Social emergency

Barcelona's social services have attended to 22% more people since covid broke out

One in four users has never asked for assistance before or has not needed help for over a year

ARA
2 min
Dozens of people queuing up at the office of the Social Services Center in the Arrabal neighborhood

The economic situation is beginning to improve after the worst of the pandemic and lockdowns, but the improvement has not yet reached the most vulnerable sectors of the population. This is clear from the annual balance made by Barcelona's social services, which shows that in 2021 97,531 different people received assistance, 10.36% more than the previous year and 22.56% more than in 2019 (79,575). This reveals a particularly significant fact: 24% of the people who asked for help last year did so for the first time or else had not requested assistance for over a year. The figure, however, is slightly lower than the 32% detected in 2020 and, therefore, shows a slight stabilisation.

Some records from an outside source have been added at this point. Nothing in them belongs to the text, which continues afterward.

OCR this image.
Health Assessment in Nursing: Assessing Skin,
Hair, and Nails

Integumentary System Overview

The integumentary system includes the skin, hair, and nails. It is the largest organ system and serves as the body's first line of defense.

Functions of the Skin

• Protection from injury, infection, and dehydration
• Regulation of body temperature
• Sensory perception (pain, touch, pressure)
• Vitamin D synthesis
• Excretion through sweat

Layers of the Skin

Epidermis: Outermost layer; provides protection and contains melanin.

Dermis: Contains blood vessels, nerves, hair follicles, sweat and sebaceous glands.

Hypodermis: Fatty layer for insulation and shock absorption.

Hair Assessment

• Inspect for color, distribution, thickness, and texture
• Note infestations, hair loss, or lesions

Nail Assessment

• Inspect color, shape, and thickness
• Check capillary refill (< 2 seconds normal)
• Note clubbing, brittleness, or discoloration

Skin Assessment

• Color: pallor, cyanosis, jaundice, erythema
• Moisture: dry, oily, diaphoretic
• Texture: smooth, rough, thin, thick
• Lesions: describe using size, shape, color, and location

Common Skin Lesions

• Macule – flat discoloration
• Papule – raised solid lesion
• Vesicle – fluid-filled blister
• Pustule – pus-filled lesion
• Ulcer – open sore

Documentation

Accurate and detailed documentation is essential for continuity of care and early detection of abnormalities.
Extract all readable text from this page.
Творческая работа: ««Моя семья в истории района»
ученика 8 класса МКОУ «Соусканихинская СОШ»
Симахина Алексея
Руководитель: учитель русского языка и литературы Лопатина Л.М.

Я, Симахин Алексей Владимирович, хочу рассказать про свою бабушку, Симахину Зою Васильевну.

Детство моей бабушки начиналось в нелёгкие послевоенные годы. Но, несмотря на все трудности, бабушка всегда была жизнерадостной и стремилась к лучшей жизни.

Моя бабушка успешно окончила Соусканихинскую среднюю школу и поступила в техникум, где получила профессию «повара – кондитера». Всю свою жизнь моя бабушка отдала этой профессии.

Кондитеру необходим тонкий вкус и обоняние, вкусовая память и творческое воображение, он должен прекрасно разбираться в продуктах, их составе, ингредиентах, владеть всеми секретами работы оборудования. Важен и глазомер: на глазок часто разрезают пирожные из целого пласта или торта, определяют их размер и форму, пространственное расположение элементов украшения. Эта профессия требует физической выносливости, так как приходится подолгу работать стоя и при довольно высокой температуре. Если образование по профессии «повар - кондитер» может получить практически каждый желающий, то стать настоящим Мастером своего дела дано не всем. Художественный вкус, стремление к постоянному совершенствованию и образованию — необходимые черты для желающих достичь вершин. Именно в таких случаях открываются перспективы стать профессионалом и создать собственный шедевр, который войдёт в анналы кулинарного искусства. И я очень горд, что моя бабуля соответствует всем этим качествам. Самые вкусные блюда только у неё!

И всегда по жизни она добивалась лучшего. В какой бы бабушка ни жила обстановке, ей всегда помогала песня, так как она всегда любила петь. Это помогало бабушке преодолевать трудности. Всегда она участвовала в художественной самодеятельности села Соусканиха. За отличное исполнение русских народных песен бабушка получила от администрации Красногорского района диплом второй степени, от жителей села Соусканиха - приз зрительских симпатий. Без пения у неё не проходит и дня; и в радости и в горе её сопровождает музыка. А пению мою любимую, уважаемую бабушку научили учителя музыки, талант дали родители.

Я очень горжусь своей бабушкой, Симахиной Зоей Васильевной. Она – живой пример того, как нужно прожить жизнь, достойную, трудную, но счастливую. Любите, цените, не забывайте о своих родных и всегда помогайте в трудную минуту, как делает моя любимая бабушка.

"The economic improvement is not reaching those who are in a situation of greater need," City Council commissioner for Social Action Sònia Fuertes lamented at a press conference. Fuertes also highlighted the female predominance among the people served - 63% were women - and the chronification of problems to access housing: of the €41.3m that went to different social benefits, €25.8m were aid to cover housing needs. This chapter has grown by 7.5% and represents more than half of the total. Fuertes has argued that this shows the need to create "a different regulatory framework" and has asked for the involvement of the Generalitat and the State to approve the state housing law "as a first step" and to extend benefits for all people at risk of poverty.

Last year also marked a record in the number of people assisted by social services, and their distribution inside the city is not surprising: four times more have been helped in Nou Barris (38,835) and Ciutat Vella (36,801) than in Les Corts (9,326). As for the people who in 2021 went to social services for the first time, the municipal government remarks that many come from the informal economy, which is the "slowest" when it comes to recovering from a crisis.

In her assessment of the year, the commissioner for Social Action remarked that staff had been increased by a hundred workers and that the average waiting time for a first appointment has been reduced from 21.34 days in 2019 to 12.4 in 2021.